"Humiliation", "emprise", "claques" : un ancien maître d'internat de l'élitiste établissement privé catholique Stanislas à Paris a été condamné ce lundi à Valenciennes, dans le Nord, à un an de prison avec sursis pour violences sur six élèves. Il affirme avoir simplement "respecté le règlement" et "l'esprit Stan". Lors de l'enquête menée par la brigade des mineurs, les six anciens élèves des classes préparatoires de cet établissement du centre de Paris décrivent des comportements similaires.
L'un évoque un comportement "abusif" et une "emprise psychologique". Il décrit un homme "omniprésent", "voyeuriste", "imbuvable". Un autre rapporte des "piques d'humeur", "des claques derrière le crâne", des placages "au mur, au sol", des "coups de cravache", des "insultes". Un élève raconte aussi que le prévenu lui a demandé de se déshabiller devant lui pour enfiler un costume de magicien et affirme qu'il traitait des élèves de "tarlouze". "Il entrait dans nos chambres, attendait certains camarades à la sortie de la douche", témoigne un autre élève.
Mis en examen pour viol et agression sexuelle
Dans un autre dossier, le prévenu est mis en examen pour "viol et agression sexuelle par personne abusant de sa fonction" au sein de l'internat Saint-Martin-de-France à Pontoise, dans le Val-d'Oise.
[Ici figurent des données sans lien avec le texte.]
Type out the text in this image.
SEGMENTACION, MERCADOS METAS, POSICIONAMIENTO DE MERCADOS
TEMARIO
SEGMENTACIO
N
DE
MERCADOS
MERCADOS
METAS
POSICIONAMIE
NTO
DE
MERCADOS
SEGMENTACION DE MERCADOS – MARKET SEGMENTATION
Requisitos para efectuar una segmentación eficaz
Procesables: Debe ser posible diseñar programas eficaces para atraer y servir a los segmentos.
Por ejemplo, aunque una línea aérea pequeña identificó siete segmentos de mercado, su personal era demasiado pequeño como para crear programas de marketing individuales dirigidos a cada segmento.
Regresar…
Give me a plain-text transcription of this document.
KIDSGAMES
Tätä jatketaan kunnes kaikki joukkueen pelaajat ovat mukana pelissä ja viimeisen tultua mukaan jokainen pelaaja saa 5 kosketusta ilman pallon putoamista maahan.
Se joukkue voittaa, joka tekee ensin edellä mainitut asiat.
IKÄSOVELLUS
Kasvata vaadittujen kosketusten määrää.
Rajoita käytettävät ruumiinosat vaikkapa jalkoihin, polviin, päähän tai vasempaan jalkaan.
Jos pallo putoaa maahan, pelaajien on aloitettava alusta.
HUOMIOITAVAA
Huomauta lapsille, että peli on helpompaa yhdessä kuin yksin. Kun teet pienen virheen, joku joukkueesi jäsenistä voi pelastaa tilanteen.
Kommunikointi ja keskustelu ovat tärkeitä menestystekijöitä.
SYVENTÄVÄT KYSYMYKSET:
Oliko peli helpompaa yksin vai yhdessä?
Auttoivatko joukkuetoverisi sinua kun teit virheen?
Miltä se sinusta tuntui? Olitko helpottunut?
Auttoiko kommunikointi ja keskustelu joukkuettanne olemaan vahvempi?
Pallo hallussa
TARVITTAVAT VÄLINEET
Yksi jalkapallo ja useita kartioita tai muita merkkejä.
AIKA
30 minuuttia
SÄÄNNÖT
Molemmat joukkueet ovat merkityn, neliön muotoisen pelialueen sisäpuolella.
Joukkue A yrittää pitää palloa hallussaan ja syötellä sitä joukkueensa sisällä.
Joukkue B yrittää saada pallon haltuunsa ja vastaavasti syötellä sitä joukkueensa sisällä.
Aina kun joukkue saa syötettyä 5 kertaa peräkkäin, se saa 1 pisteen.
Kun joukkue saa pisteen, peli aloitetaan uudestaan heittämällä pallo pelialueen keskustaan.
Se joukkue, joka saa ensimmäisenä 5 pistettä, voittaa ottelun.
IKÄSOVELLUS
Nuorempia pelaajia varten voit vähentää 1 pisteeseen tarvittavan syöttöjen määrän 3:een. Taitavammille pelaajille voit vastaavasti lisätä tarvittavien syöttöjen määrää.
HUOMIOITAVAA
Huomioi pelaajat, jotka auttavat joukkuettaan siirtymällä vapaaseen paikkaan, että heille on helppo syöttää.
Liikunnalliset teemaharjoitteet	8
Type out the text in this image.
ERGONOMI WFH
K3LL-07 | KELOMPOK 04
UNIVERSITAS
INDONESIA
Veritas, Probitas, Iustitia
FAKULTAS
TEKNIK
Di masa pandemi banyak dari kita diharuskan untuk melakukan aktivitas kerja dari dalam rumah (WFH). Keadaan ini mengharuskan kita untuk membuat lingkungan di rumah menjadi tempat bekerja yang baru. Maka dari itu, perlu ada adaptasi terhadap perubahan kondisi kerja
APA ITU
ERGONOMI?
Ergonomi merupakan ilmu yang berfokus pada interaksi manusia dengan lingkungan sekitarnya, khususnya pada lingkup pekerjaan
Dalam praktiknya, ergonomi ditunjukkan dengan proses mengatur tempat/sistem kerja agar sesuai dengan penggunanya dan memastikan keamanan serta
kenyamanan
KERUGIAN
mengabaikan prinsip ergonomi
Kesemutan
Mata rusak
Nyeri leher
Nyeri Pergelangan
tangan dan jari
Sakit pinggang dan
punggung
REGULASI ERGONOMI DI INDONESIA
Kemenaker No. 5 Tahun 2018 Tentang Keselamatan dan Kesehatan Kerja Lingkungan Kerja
Au tribunal lundi, une victime raconte : "J'ai refusé ses avances et à partir de là, il m'a rendu la vie impossible". D'autres ont évoqué des fouilles des chambres répétées.
À la barre, le prévenu, un homme à la carrure imposante de 61 ans, crâne dégarni, conteste une partie des faits. Il répète avoir simplement "respecté le règlement" de l'établissement, qui l'a licencié en novembre 2018, et dénonce une "cabale". "Je reconnais que des surveillants ont pu intervenir dans des chambres parce qu'elles n'étaient pas rangées", admet toutefois l'ancien maître d'internat, dans son costume marron. "N'est-ce pas une violation flagrante de leur vie privée ?", l'interroge la présidente. "C'était dans le règlement", rétorque le prévenu, également professeur de musique.
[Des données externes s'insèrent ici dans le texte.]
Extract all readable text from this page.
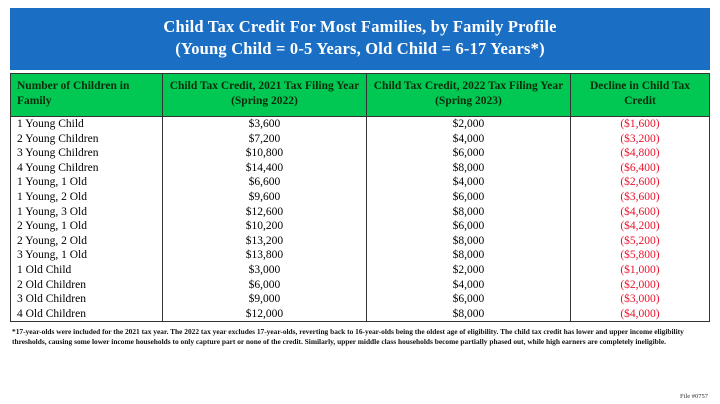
Child Tax Credit For Most Families, by Family Profile
(Young Child = 0-5 Years, Old Child = 6-17 Years*)
Number of Children in Family	Child Tax Credit, 2021 Tax Filing Year (Spring 2022)	Child Tax Credit, 2022 Tax Filing Year (Spring 2023)	Decline in Child Tax Credit
1 Young Child	$3,600	$2,000	($1,600)
2 Young Children	$7,200	$4,000	($3,200)
3 Young Children	$10,800	$6,000	($4,800)
4 Young Children	$14,400	$8,000	($6,400)
1 Young, 1 Old	$6,600	$4,000	($2,600)
1 Young, 2 Old	$9,600	$6,000	($3,600)
1 Young, 3 Old	$12,600	$8,000	($4,600)
2 Young, 1 Old	$10,200	$6,000	($4,200)
2 Young, 2 Old	$13,200	$8,000	($5,200)
3 Young, 1 Old	$13,800	$8,000	($5,800)
1 Old Child	$3,000	$2,000	($1,000)
2 Old Children	$6,000	$4,000	($2,000)
3 Old Children	$9,000	$6,000	($3,000)
4 Old Children	$12,000	$8,000	($4,000)
*17-year-olds were included for the 2021 tax year. The 2022 tax year excludes 17-year-olds, reverting back to 16-year-olds being the oldest age of eligibility. The child tax credit has lower and upper income eligibility thresholds, causing some lower income households to only capture part or none of the credit. Similarly, upper middle class households become partially phased out, while high earners are completely ineligible.
File #0757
"Il a bon dos le règlement"
La présidente lui demande alors des explications sur les coups de cravache. Une "plaisanterie", balaie-t-il. Il admet avoir pu traiter des élèves de "tarlouzes", ceux "qui ne ressemblent à rien", "mal habillés". "Vous trouvez ça normal ?", demande la présidente. "C'était dans le règlement", réplique le prévenu, pointant des comportements selon lui contraires "à l'esprit de Stan". "Il a bon dos le règlement", tance la présidente.
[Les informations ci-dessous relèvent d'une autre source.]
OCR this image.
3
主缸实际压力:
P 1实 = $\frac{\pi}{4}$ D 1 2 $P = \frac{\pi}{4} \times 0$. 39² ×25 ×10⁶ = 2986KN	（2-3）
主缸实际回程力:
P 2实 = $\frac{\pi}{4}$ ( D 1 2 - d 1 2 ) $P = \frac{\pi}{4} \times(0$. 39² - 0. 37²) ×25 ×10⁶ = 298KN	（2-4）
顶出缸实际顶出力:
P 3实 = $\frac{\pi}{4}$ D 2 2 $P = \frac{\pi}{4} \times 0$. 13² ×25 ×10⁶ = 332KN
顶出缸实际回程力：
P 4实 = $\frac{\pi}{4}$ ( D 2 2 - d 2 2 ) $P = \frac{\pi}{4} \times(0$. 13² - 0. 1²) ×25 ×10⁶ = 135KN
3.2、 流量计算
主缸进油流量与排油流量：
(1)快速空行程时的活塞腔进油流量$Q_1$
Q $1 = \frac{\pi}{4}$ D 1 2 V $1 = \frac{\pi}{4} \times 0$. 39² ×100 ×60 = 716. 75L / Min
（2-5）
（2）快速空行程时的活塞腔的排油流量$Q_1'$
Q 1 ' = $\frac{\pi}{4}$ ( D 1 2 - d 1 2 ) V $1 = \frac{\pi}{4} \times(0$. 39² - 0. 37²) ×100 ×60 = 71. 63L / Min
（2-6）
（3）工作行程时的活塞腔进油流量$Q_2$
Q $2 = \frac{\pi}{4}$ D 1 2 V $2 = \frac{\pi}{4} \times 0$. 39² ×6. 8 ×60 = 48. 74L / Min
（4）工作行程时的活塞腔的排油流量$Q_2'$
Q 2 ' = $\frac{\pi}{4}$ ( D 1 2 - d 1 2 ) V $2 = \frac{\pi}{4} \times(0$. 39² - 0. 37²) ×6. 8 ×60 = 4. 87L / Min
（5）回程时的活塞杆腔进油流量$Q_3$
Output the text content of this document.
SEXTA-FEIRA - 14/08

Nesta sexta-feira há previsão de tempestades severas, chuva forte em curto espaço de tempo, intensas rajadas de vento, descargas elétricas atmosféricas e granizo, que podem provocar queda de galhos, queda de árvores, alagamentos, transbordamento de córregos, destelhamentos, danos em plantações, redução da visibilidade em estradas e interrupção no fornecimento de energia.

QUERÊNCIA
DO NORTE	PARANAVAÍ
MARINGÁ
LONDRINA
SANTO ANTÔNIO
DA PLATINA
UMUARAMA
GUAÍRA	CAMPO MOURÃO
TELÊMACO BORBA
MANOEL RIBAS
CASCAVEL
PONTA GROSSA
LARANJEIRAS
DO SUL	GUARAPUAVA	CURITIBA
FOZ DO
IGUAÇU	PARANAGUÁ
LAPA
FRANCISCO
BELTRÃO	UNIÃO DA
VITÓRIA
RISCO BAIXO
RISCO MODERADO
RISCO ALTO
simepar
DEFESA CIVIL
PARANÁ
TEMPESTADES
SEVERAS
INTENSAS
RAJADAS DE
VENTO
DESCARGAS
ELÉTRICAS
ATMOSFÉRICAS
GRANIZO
Il se défend : "Les relations étaient compliquées parce que j'avais régulièrement des remarques à leur faire sur la coupe de cheveux, la tenue, les baskets, le col… toutes les règles de Stan". "J'ai l'impression qu'on voudrait lui faire porter la responsabilité d'un règlement intérieur qui a été signé par l'ensemble des familles !", a lancé son avocate, Me Delphine Audenard.
Stanislas, "un terreau pour ce genre de personnage"
Venu témoigner lundi, Benoît, l'une des victimes, a fait part de "sa crainte" que l'institution parisienne soit "un terreau pour ce genre de personnage". "Il y a une culture d'autorité absolue de l'adulte face à l'enfant et aucune décision ne peut faire objet d'appel (…). L'élitisme fait aussi que si on quitte l'établissement, c'est pour moins bien, alors on a l'impression que si on se plaint, c'est pour ruiner sa vie", a-t-il expliqué devant la presse.
Le prévenu a reconnu être "quelqu'un d'un peu rigide" et a admis "des petites tapes et des propos inadmissibles mais c'est tout". Mais, "j'ai été sollicité pour venir à 'Stan' parce qu'il y avait un règlement (…) qui n'était pas appliqué. Tous ceux qui respectaient ces règles, qui peuvent sembler d'un autre âge, n'ont pas posé de problème", s'est-il défendu. Lundi, il a aussi été condamné à une interdiction d'exercer une activité impliquant des contacts réguliers avec des mineurs pendant cinq ans.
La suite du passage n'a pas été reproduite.